Tuesday, 19 March 2019

Review: The End of Mr Y, by Scarlett Thomas

This has been on my bookshelf for years and for some reason, I kept putting it aside, or picking it up and beginning it before misplacing it for ages.

Last week, I finally picked it up again and determined to finish it.

Ariel, the main character, is a recently-started PhD student with a focus on literature and 'thought experiments'. However, her supervisor mysteriously disappears, and, on the day the book begins, a building close to Ariel's university building collapses.

On her way home, she stops in a second hand bookshop and cannot believe her eyes when she finds a rare copy of "The End of Mr Y", a book that is said to be cursed. She reads it, and it's about a scientist who meets a travelling magician, who shows him that it is possible to enter a dimension called the Troposphere and inhabit other people's minds.

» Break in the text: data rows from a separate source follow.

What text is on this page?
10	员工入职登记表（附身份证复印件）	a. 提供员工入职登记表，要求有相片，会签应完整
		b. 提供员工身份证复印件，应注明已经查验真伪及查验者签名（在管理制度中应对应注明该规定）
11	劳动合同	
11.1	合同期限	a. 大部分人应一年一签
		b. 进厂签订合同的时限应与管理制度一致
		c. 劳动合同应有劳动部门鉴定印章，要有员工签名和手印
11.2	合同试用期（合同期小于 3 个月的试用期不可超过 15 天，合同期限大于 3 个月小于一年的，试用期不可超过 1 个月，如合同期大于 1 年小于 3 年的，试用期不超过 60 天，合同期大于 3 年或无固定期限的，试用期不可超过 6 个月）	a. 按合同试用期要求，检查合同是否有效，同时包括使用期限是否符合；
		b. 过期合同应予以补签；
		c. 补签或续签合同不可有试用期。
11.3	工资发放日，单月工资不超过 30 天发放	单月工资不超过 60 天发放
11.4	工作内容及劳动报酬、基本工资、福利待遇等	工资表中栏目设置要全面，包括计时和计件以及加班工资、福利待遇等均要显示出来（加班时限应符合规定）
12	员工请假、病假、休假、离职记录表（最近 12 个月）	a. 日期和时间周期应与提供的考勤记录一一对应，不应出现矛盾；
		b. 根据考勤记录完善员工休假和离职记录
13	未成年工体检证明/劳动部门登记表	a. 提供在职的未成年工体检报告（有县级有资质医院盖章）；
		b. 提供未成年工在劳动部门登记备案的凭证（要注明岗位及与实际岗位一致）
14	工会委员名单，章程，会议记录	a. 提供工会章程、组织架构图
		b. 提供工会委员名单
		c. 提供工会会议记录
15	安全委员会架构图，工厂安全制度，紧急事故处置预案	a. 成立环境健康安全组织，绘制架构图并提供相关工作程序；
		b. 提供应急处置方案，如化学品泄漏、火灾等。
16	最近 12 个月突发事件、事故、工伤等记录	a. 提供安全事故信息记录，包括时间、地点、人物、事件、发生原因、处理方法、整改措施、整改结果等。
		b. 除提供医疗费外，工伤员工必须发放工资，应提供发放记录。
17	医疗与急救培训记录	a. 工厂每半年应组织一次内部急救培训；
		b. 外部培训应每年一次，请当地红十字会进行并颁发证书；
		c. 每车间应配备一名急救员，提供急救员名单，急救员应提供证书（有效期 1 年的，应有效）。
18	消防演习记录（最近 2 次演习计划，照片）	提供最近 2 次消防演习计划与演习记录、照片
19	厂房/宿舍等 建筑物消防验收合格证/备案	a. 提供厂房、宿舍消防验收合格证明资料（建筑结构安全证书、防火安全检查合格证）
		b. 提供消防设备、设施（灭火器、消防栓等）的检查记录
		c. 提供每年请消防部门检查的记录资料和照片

Ariel, curious about the fiction/reality of the story, finds the recipe for the mixture used to enter this world, but then the trouble begins. Two men, decommissioned from the CIA, find her, desperate to find the recipe so they can sell it on the black market.

In between the high stakes of Ariel's escape from the clutches of these men are discussions of philosophy, exploration into love (which Ariel has never experienced), the freedoms and pitfalls of casual sex, and the ethics of changing History when given the opportunity. As far as entering the Troposphere goes, think "Inception" with the ability to inhabit other minds thrown in.

It's a story full of originality, thought-provoking discussions, humour and heartbreak.